Books Features

German book fair to showcase cultural melting pot Argentina

By Jan-Uwe Ronneburger Oct 3, 2010, 17:34 GMT

   Buenos Aires - Argentinians love to read books, and some of them love to write them as well, as Germans will be discovering next week on book-review pages and TV during the Frankfurt Book Fair.

   Every year the Fair nominates a special guest for promotion to the German reading public. Argentina is to use its five days of glory at the October 6-10 event to highlight younger writers who do not yet enjoy world fame.

   The country is a 'melting pot' of world literature, says Mario Goloboff, a writer himself and professor of literature, referring to the multi-ethnic style of his homeland. Goloboff thinks this is what makes Argentine books so special.

   The nation is funding visits to Frankfurt by 60 Argentine authors and other intellectuals and mounting 12 exhibitions in Germany.

   This is a special year for Argentina: the bicentennial of its independence from Spain.

   The government has funded a programme to translate 300 books by 230 Argentine authors, mainly into German but 32 other languages have benefited. Many of the books deal with Argentina's dark past: its years under a brutal military dictatorship.

   Several major German newspapers publish one or two pages of reviews of books from the special guest nation just before the Fair, and TV arts programmes interview the writers if they speak German, so the seed money may pay off with increased book sales in Germany.

   A country of 41 million people, Argentina offers not just breathtaking natural beauty and scenic variety but also high culture.

   Its best-known cultural export is the tango, danced to melancholy music and haunting words written by some of the nation's great poets.

   'Enrique Cadicamo and Homero Manzi,an Argentine surrealist, wrote tangos, as did Hector Negro,' said Goloboff when asked to name names.

   The ranks of Argentine novelists and essayists with a world following are led by Jorge Luis Borges and Julio Cortazar. Others would name Adolfo Bioy Casares, Roberto Arlt, Manuel Puig, Ernesto Sabato, Juan Gelman and Osvaldo Bayer.

   Argentine book publishing is strong, with 22,600 titles published in the country for total annual sales of 88 million last year. Two thirds of those sales are by classical publishers selling through bookshops: the remainder are free religious tracts and advertising publications.

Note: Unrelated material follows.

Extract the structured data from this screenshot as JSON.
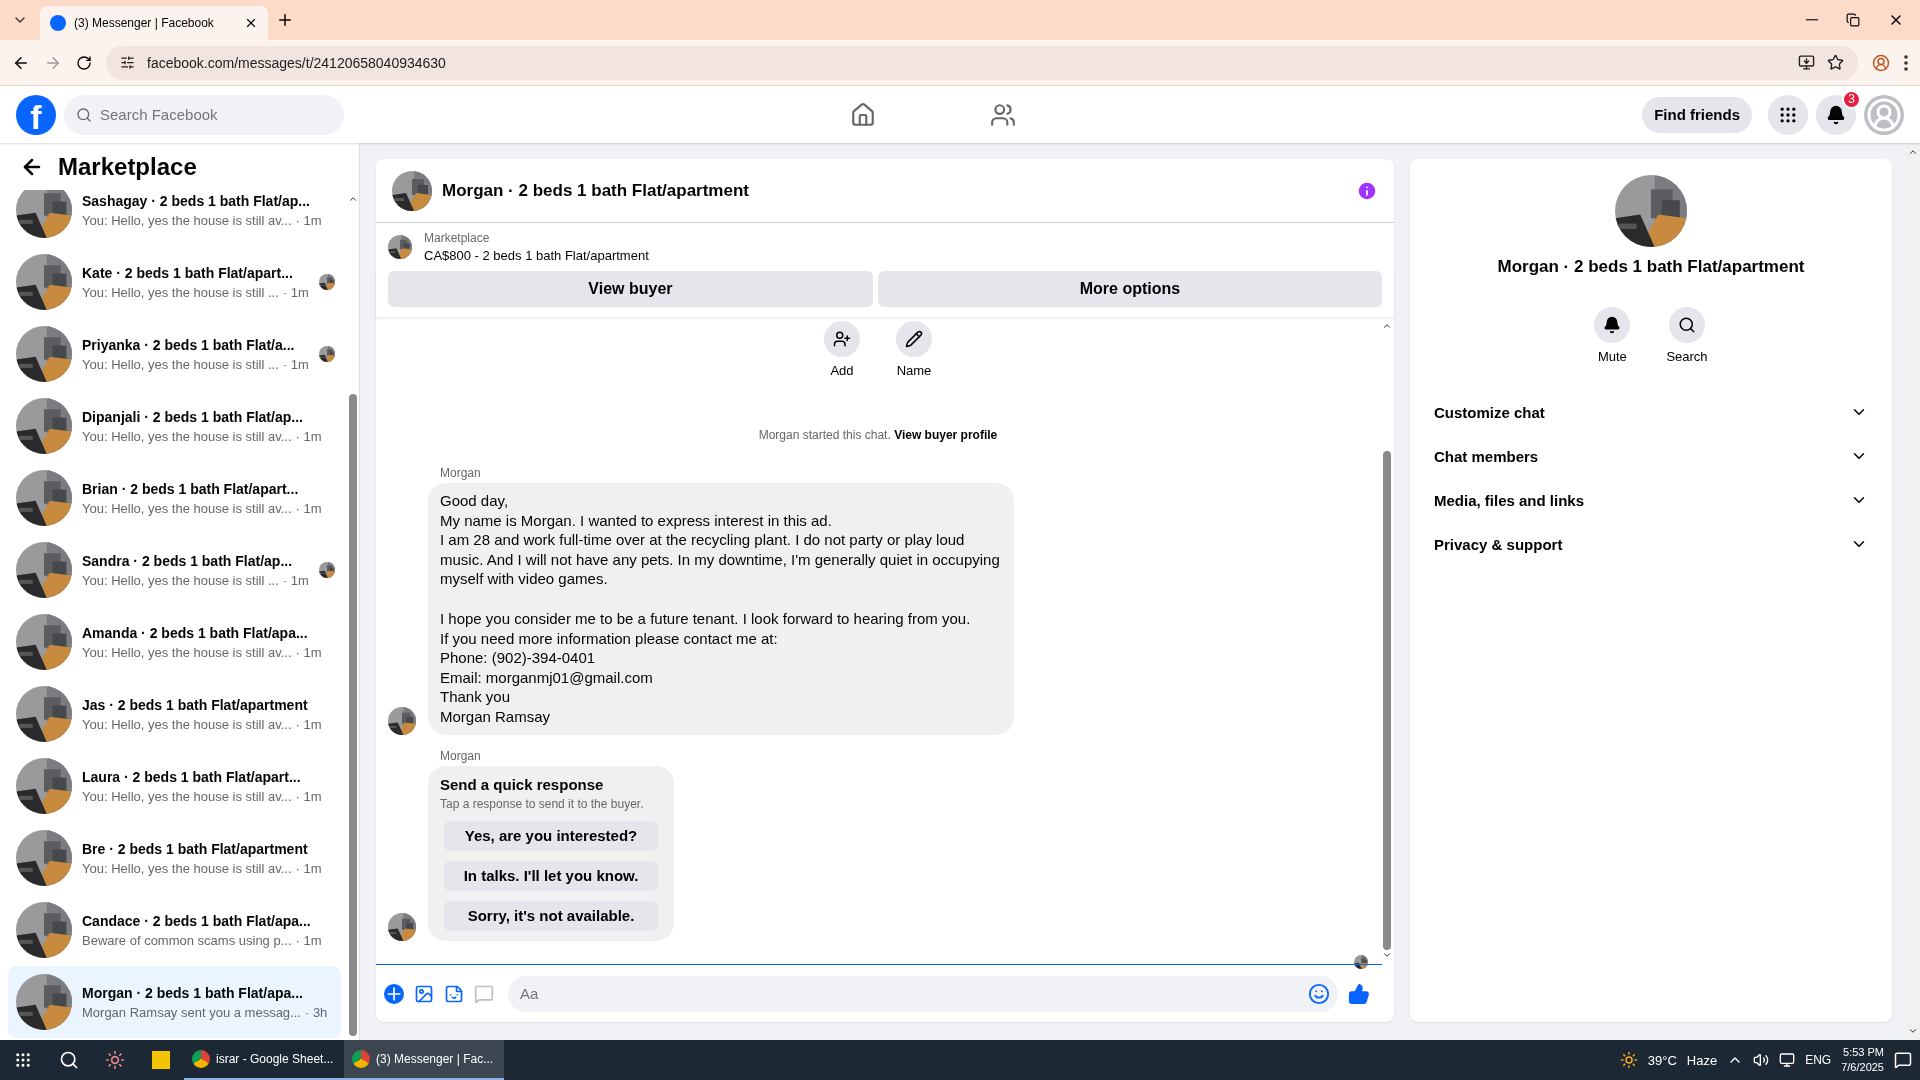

   Argentines seem to be keen writers, judging by the success of creative writing courses conducted by recognized or budding authors.

   Says Goloboff, 'I find my students tend to be more serious about what they are doing than the students I used to have in France. People are very dedicated to literature, even if there's not a hope in hell that it will ever earn them an income.'

   Organizers of Argentina's self-promotion at the book fair hope to win TV and German news coverage for younger authors such as Felix Bruzzone, Elsa Drucaroff, Martin Kohan, Guillermo Martinez, Samanta Schweblin and Alan Pauls.

   'They are figureheads of some important and courageous literature,' said Goloboff, 71, who compiled an anthology of work by authors who were killed or driven into exile by the 1976-83 dictatorship.

   Goloboff said major names in the group included Rodolfo Walsh, Paco Urondo and Haroldo Conti, the latter a figure who Goloboff believes deserves greater fame than he has won so far.

   The professor says that what he finds most fascinating about Argentine writings is the mixing of cultures.

   'Take me for example. I grew up in a home where we spoke Yiddish,' said Goloboff, whose Jewish grandparents emigrated from Ukraine in 1904. 'My roots obviously affect the way I use language.'

   Roberto Arlt (1900-42), author of the coming-of-age novel Mad Toy, was typical too.

   Arlt once said, 'They say I write rather badly.'

   He spend his childhood in Argentina in a family where German was spoken (and his mother was a native Italian speaker), so he mostly heard badly spoken Spanish and had to teach it to himself. His Spanish always remained idiosyncratic, said Goloboff.

   'But that is what gave his style its incredible force,' the professor explained.